I saw an example where the following Itô integral was solved by Itô calculus: $\int^{T}_{0}W(t)dW(t)$. They say: let's take the stochastic process $X(t) = W(t)$, which means that $dX(t) = 0 dt + 1 dW(t)$. If we now apply Itô's lemma to g(X(t)) = $X^2(t)$, this would result in the following:
$dg(X) = \frac{\partial g}{\partial X}dX(t) + \frac{1}{2}\frac{\partial ^2 g}{\partial X^2}(dX(t))^2$. If you now fill in $X(t) = W(t)$ I can see how you get the result, but I don't understand the formula for $dg(X)$. I would think that Itô's lemma: $dY(t) = (\frac{\partial g}{\partial t} + \mu(t, X)\frac{\partial g}{\partial X} +\frac{1}{2}\frac{\partial ^2 g}{\partial X^2}\sigma^2(t, X))dt + \frac{\partial g}{\partial X}\sigma(t, X)dW(t)$ and since $dX(t) = 0 dt + 1 dW(t)$ with $\mu = 0$ and $\sigma = 1$, you would get: $dg(X) = (0 + 0 \cdot 2X(t) + 0.5 \cdot 2 \cdot 1)dt + 2X(t) \cdot 1 \cdot dW(t)$. Which is a completely different formula for $dg(X)$. Could someone explain to me what I'm missing
Thank you!
The expansion of $dg(X(t)) = \frac{\partial g}{\partial X}dX(t) + \frac{1}{2}\frac{\partial^2 g}{\partial X^2}(dX(t))^2$ follows what is called a standard form representation of Ito's lemma. After all we know that $\frac{\partial g}{\partial t} = 0$.
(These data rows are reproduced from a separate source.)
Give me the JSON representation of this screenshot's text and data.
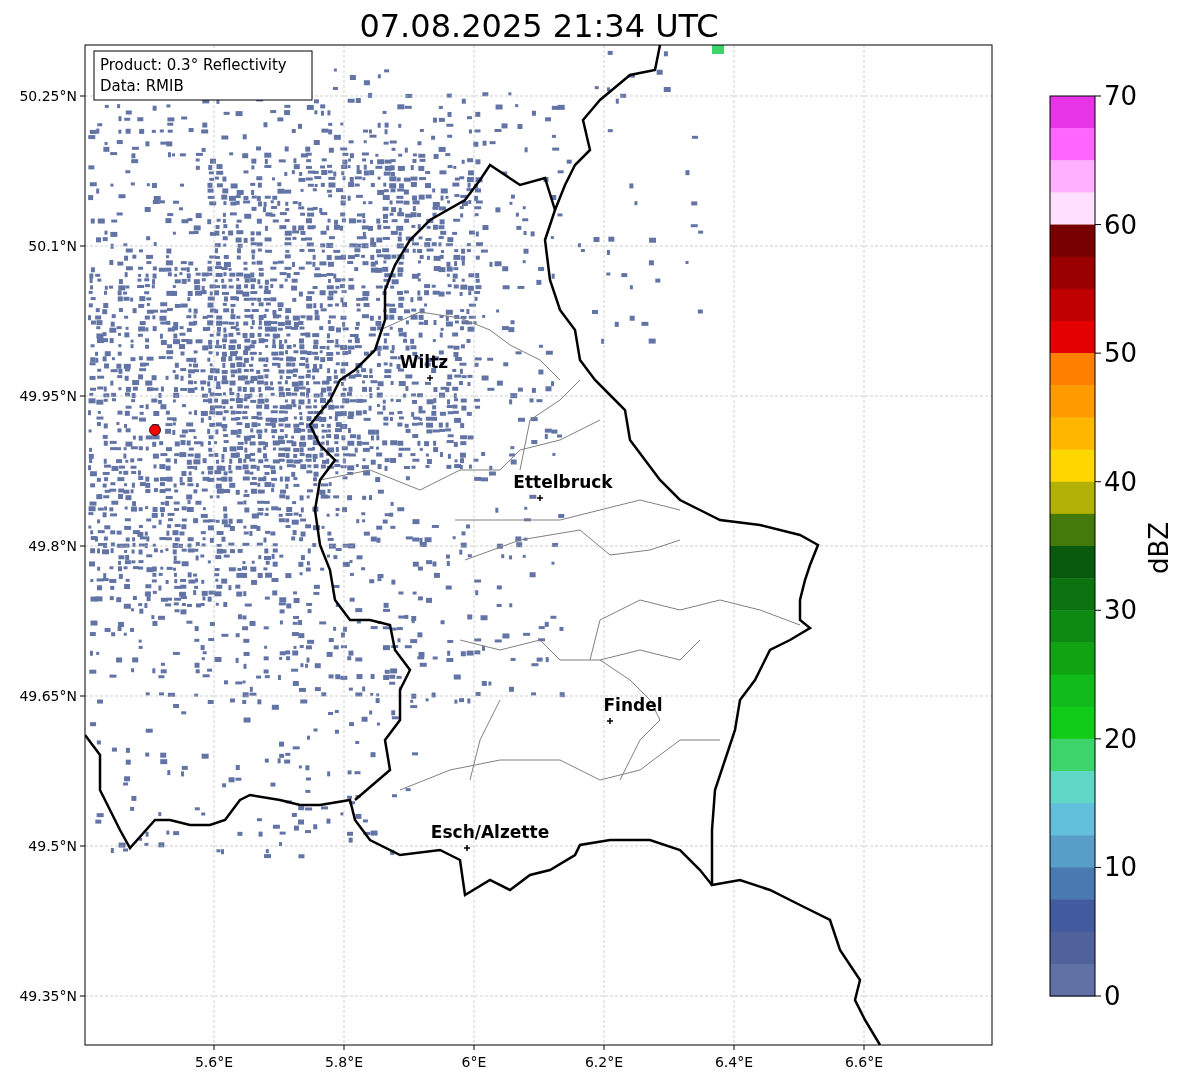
{
  "title": "07.08.2025 21:34 UTC",
  "info_box": [
    "Product: 0.3° Reflectivity",
    "Data: RMIB"
  ],
  "lat_ticks": [
    "50.25°N",
    "50.1°N",
    "49.95°N",
    "49.8°N",
    "49.65°N",
    "49.5°N",
    "49.35°N"
  ],
  "lon_ticks": [
    "5.6°E",
    "5.8°E",
    "6°E",
    "6.2°E",
    "6.4°E",
    "6.6°E"
  ],
  "cities": [
    {
      "name": "Wiltz"
    },
    {
      "name": "Ettelbruck"
    },
    {
      "name": "Findel"
    },
    {
      "name": "Esch/Alzette"
    }
  ],
  "colorbar": {
    "label": "dBZ",
    "ticks": [
      "70",
      "60",
      "50",
      "40",
      "30",
      "20",
      "10",
      "0"
    ],
    "segments": [
      {
        "color": "#e634e6"
      },
      {
        "color": "#ff66ff"
      },
      {
        "color": "#ffb0ff"
      },
      {
        "color": "#ffe0ff"
      },
      {
        "color": "#780000"
      },
      {
        "color": "#9b0000"
      },
      {
        "color": "#c00000"
      },
      {
        "color": "#e40000"
      },
      {
        "color": "#ff7f00"
      },
      {
        "color": "#ff9b00"
      },
      {
        "color": "#ffb600"
      },
      {
        "color": "#ffd700"
      },
      {
        "color": "#b3b106"
      },
      {
        "color": "#44790b"
      },
      {
        "color": "#085a0e"
      },
      {
        "color": "#0b7310"
      },
      {
        "color": "#0d8a12"
      },
      {
        "color": "#10a413"
      },
      {
        "color": "#11bb1b"
      },
      {
        "color": "#12cc1a"
      },
      {
        "color": "#3dd46c"
      },
      {
        "color": "#5fd6c6"
      },
      {
        "color": "#62bfdb"
      },
      {
        "color": "#579fc8"
      },
      {
        "color": "#4a78b0"
      },
      {
        "color": "#425a9f"
      },
      {
        "color": "#4f629c"
      },
      {
        "color": "#6171a5"
      }
    ]
  }
}
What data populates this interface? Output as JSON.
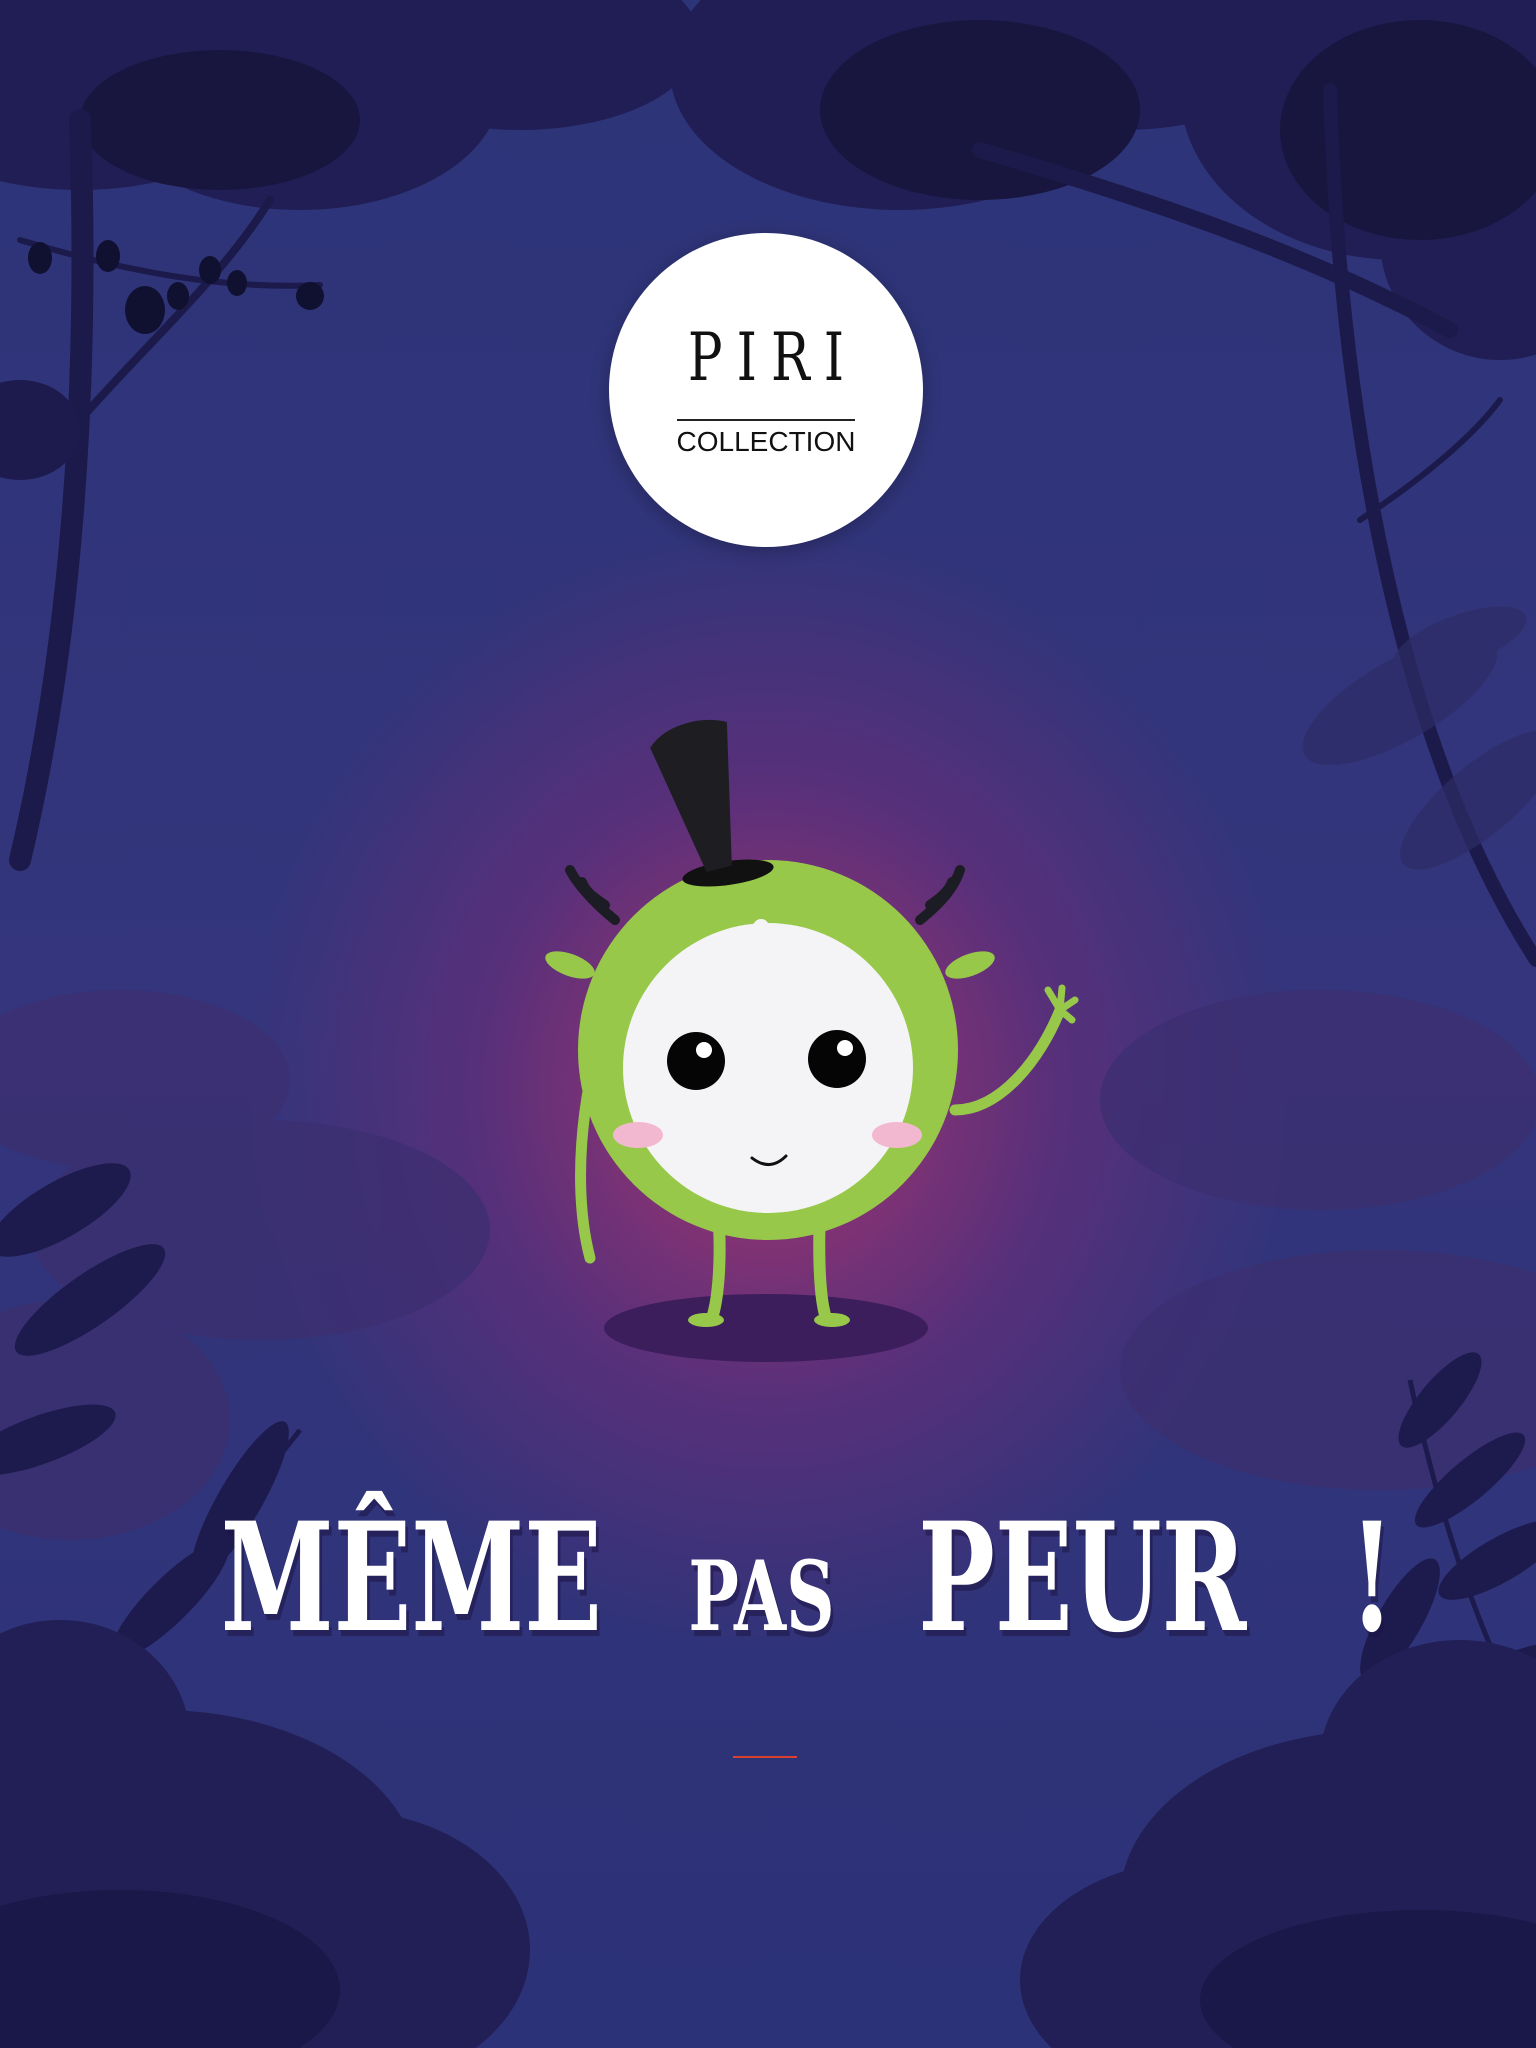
{
  "logo": {
    "wordmark": "PIRI",
    "subtitle": "COLLECTION"
  },
  "headline": {
    "word_1": "MÊME",
    "word_2": "PAS",
    "word_3": "PEUR",
    "word_4": "!"
  },
  "colors": {
    "background_blue": "#2e3478",
    "glow_magenta": "#a3356c",
    "foliage_dark": "#1f1d4e",
    "monster_green": "#98c84a",
    "accent_rule": "#d9402e"
  }
}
It is equivalent to your other form because $\frac{\partial g}{\partial X}dX(t) = 2 X(t) dX(t)$ and $\frac{1}{2}\frac{\partial^2 g}{\partial X^2}(dX(t))^2 = dt$ because $(dX(t))^2 = (dW(t))^2 = dt$ where the last equality follow from the Weiner process having a constant quadratic variance.